Playwright Edward Albee will return to UH in Spring 2010 to teach Playwriting III.’
A Tony Award and three-time Pulitzer Prize winner, Albee was invited back to UH by Steve Wallace, director of the School of Theater and Dance.
‘I had a meeting with him, and I asked him if he ever missed teaching at all, and he said yes,’ Wallace said. ‘I said, ‘We’d love to have you back sometime,’ and he said, ‘How about next spring?”
While Albee is set to start in Spring 2010, he has already expressed an interest in continuing on for at least two years.
Having Albee as a part of its faculty will give the School of Theatre and Dance its third Tony Award winner.
‘We have two Tony Award-winning professors, and he would be the third, but to have someone who’s a three-time Pulitzer winner is fairly unusual nowadays,’ Wallace said. ‘It just doesn’t happen anymore.’ In terms of national recognition, it’s a major thing.’
Students will have a chance to study with a famous playwright who brings a distinctive sense of style.
‘(Albee) is a unique writer in the way that he writes,’ Wallace said. ‘He writes almost formulated plays by the time he actually puts them on paper. He does all his rewriting and editing in his head.’
Through Albee, students can learn the about how plays were written in the 20th century and how they continue to be written today.
‘ ‘He is, in a way, the old style writer,’ Wallace said. ‘He comes from the Tennessee Williams and Arthur Miller era, so he brings with him the history of writing. Particularly, in the 20th century, we (had many) prolific American playwrights, and he is one of the major ones that are still left. That’s what he brings to our students, the ability to have that conversation and to realize that this is how plays were written and are still written.’
Albee wants to help build a stronger foundation for the School of Theatre and Dance and has agreed to help raise money to establish a playwriting chair at the school.

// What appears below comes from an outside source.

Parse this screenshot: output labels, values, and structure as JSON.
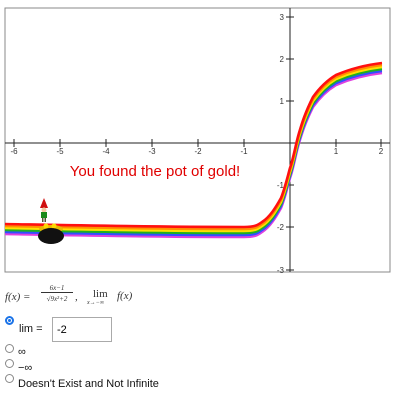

Albee’s presence in the School of Theatre and Dance marks the continuing desire for UH to achieve flagship status.
‘He could write anywhere, but he chooses to come here,’ Wallace said.’
‘It’s part of (flagship status). That’s what we’re striving towards. That’s the level I want our theater program to be at, to be able to invite national figures, and that they would come. To see them say they’re going to come for an entire spring semester, for two years in a row, that’s a major commitment by somebody like that.’
The School of Theatre and Dance hopes to make its mark on the theater world.
‘All across campus, you’re starting to see people stepping up, and this is our stepping up,’ Wallace said.’
‘To the nation, we’re saying ‘Come work with us,’ because when Edward Albee goes somewhere, the rest of the theater world pays a lot of attention.’